En janvier 2013, la Réserve fédérale avait décidé d'acheter chaque mois pour 85 milliards de bons du Trésor et de créances immobilières afin d'injecter des liquidités dans le circuit financier, fluidifier le crédit et soutenir une reprise américaine encore convalescente.

Mais un an plus tard, face à l'amélioration de la conjoncture, la Fed avait commencé à réduire progressivement le rythme de ses achats d'actifs, qui s'élèvent aujourd'hui à 35 milliards de dollars.

"Si l'économie progresse conformément aux attentes (...), la réduction finale (des rachats) interviendra après la réunion d'octobre" du Comité de politique monétaire de la Fed (FOMC), indique le compte-rendu de la précédente réunion qui s'est tenue les 17 et 18 juin.

Symboliquement, cette décision marquerait la fin d'un des programmes "d'assouplissement monétaire" les plus vastes de l'histoire qui a accompagné la sortie de récession des Etats-Unis et considérablement alourdi le bilan financier de la Fed.

-Rebond économique-

Pour justifier cette décision, les membres de la Réserve fédérale soulignent notamment que l'activité américaine semble avoir retrouvé un certain élan.

"Les données (...) suggèrent que l'activité économique est en train de rebondir au deuxième trimestre après un déclin du PIB d'une ampleur étonnante", indique le compte-rendu.

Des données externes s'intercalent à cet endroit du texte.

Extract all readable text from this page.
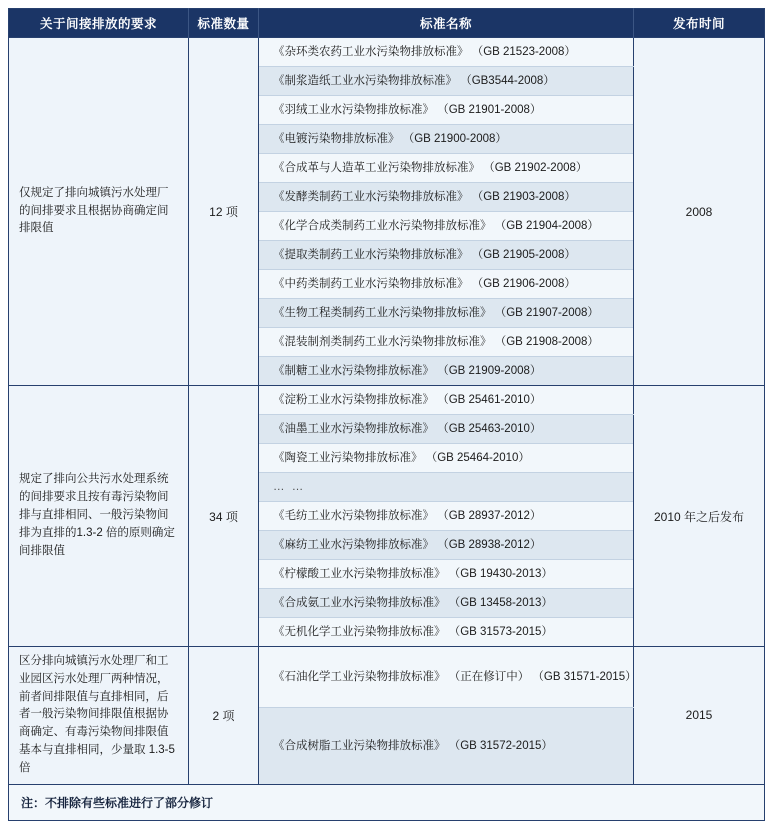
关于间接排放的要求	标准数量	标准名称	发布时间
仅规定了排向城镇污水处理厂的间排要求且根据协商确定间排限值	12 项	《杂环类农药工业水污染物排放标准》 （GB 21523-2008）	2008
		《制浆造纸工业水污染物排放标准》 （GB3544-2008）	
		《羽绒工业水污染物排放标准》 （GB 21901-2008）	
		《电镀污染物排放标准》 （GB 21900-2008）	
		《合成革与人造革工业污染物排放标准》 （GB 21902-2008）	
		《发酵类制药工业水污染物排放标准》 （GB 21903-2008）	
		《化学合成类制药工业水污染物排放标准》 （GB 21904-2008）	
		《提取类制药工业水污染物排放标准》 （GB 21905-2008）	
		《中药类制药工业水污染物排放标准》 （GB 21906-2008）	
		《生物工程类制药工业水污染物排放标准》 （GB 21907-2008）	
		《混装制剂类制药工业水污染物排放标准》 （GB 21908-2008）	
		《制糖工业水污染物排放标准》 （GB 21909-2008）	
规定了排向公共污水处理系统的间排要求且按有毒污染物间排与直排相同、一般污染物间排为直排的1.3-2 倍的原则确定间排限值	34 项	《淀粉工业水污染物排放标准》 （GB 25461-2010）	2010 年之后发布
		《油墨工业水污染物排放标准》 （GB 25463-2010）	
		《陶瓷工业污染物排放标准》 （GB 25464-2010）	
		… …	
		《毛纺工业水污染物排放标准》 （GB 28937-2012）	
		《麻纺工业水污染物排放标准》 （GB 28938-2012）	
		《柠檬酸工业水污染物排放标准》 （GB 19430-2013）	
		《合成氨工业水污染物排放标准》 （GB 13458-2013）	
		《无机化学工业污染物排放标准》 （GB 31573-2015）	
区分排向城镇污水处理厂和工业园区污水处理厂两种情况，前者间排限值与直排相同，后者一般污染物间排限值根据协商确定、有毒污染物间排限值基本与直排相同，少量取 1.3-5 倍	2 项	《石油化学工业污染物排放标准》 （正在修订中） （GB 31571-2015）	2015
		《合成树脂工业污染物排放标准》 （GB 31572-2015）	
注：不排除有些标准进行了部分修订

Le recul du Produit intérieur brut entre janvier et mars était alors évalué à 1% en rythme annualisé mais il a été depuis revu à la hausse à -2,9%, son plus grand recul depuis cinq ans.

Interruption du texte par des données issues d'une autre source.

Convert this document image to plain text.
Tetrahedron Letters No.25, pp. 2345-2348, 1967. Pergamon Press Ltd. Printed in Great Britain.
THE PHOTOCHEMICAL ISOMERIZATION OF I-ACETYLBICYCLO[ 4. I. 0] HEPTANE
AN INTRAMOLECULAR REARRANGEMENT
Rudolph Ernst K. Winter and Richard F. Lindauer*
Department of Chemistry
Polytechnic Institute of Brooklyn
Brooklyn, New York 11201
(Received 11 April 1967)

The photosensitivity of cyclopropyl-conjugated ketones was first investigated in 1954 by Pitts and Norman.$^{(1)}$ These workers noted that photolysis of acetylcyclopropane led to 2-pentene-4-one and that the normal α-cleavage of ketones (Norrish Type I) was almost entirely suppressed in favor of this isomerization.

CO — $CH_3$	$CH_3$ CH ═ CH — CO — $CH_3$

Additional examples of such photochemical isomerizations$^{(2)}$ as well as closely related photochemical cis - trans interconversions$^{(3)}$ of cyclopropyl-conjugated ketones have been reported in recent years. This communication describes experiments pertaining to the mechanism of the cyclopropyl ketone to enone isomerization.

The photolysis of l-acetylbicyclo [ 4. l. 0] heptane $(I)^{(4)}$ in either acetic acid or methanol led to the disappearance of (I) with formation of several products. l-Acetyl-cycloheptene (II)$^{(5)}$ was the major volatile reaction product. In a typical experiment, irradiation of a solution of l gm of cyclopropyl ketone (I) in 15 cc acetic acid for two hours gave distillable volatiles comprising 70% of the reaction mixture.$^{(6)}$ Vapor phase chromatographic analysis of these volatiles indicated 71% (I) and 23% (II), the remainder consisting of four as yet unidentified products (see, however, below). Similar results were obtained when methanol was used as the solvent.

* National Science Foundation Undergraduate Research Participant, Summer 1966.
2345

La plupart des responsables de la Fed "restent plutôt optimistes" sur les perspectives de croissance, résume Jim O'Sullivan, analyste à High Frequency Economics.

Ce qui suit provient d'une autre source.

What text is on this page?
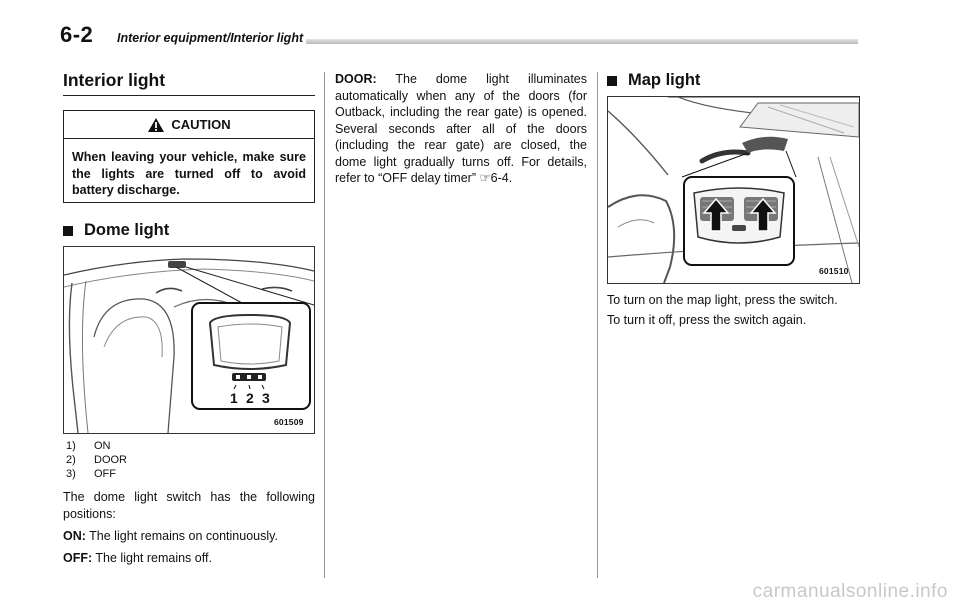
6-2 Interior equipment/Interior light
Interior light
CAUTION
When leaving your vehicle, make sure the lights are turned off to avoid battery discharge.
Dome light
1 2 3
601509
1)	ON
2)	DOOR
3)	OFF
The dome light switch has the following positions:
ON: The light remains on continuously.
OFF: The light remains off.
DOOR: The dome light illuminates automatically when any of the doors (for Outback, including the rear gate) is opened. Several seconds after all of the doors (including the rear gate) are closed, the dome light gradually turns off. For details, refer to “OFF delay timer” ☞6-4.
Map light
601510
To turn on the map light, press the switch.
To turn it off, press the switch again.
carmanualsonline.info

Certains membres de la Fed restent toutefois prudents sur la situation du marché du travail, en dépit du recul du taux de chômage, et mettent surtout en garde contre le goût retrouvé du risque chez les investisseurs.

"Les acteurs de marché ne prennent pas suffisamment en compte les incertitudes sur la trajectoire de l'économie et de la politique monétaire", selon l'avis de "certains membres" de la Fed retranscrit dans les minutes.

Selon ce compte-rendu, la Fed s'est également montrée inquiète de la stagnation du niveau des salaires à l'heure où l'administration Obama veut relever le niveau du salaire minimum.

-Divisions-

L'annonce de la fin du programme de rachats d'actifs va renforcer l'attention des investisseurs sur une question centrale: à quel moment la Fed va-t-elle commencer à relever son taux directeur, maintenu proche de zéro depuis fin 2008?

Alors que les marchés tablent sur une première hausse à la mi-2015, les membres du FOMC restent divisés sur la question, à en croire les minutes publiées mercredi.

Plusieurs participants plaident d'un côté pour une approche plus "progressive" --suggérant une remontée plus tardive-- dans le cas où les prévisions de croissance ne seraient pas atteintes d'ici à la fin de l'année.

Mais "d'autres participants" font au contraire valoir que la croissance économique pourrait être plus dynamique que prévu, nécessitant une remontée "plus rapide" des taux, affirme le compte-rendu.

"Il n'y a rien dans les minutes concernant le calendrier de hausse des taux", résume Chris Low de FTN Financial.

Cette échéance est également guettée avec fébrilité par certains pays émergents qui redoutent un reflux des investisseurs qui seraient tentés de rapatrier leurs capitaux aux Etats-Unis.

Au printemps 2013 et en janvier, les spéculations sur cette remontée des taux avaient provoqué des flux de capitaux volatils qui avaient notamment déstabilisé le Brésil, la Turquie ou l'Inde en faisant plonger leur monnaie.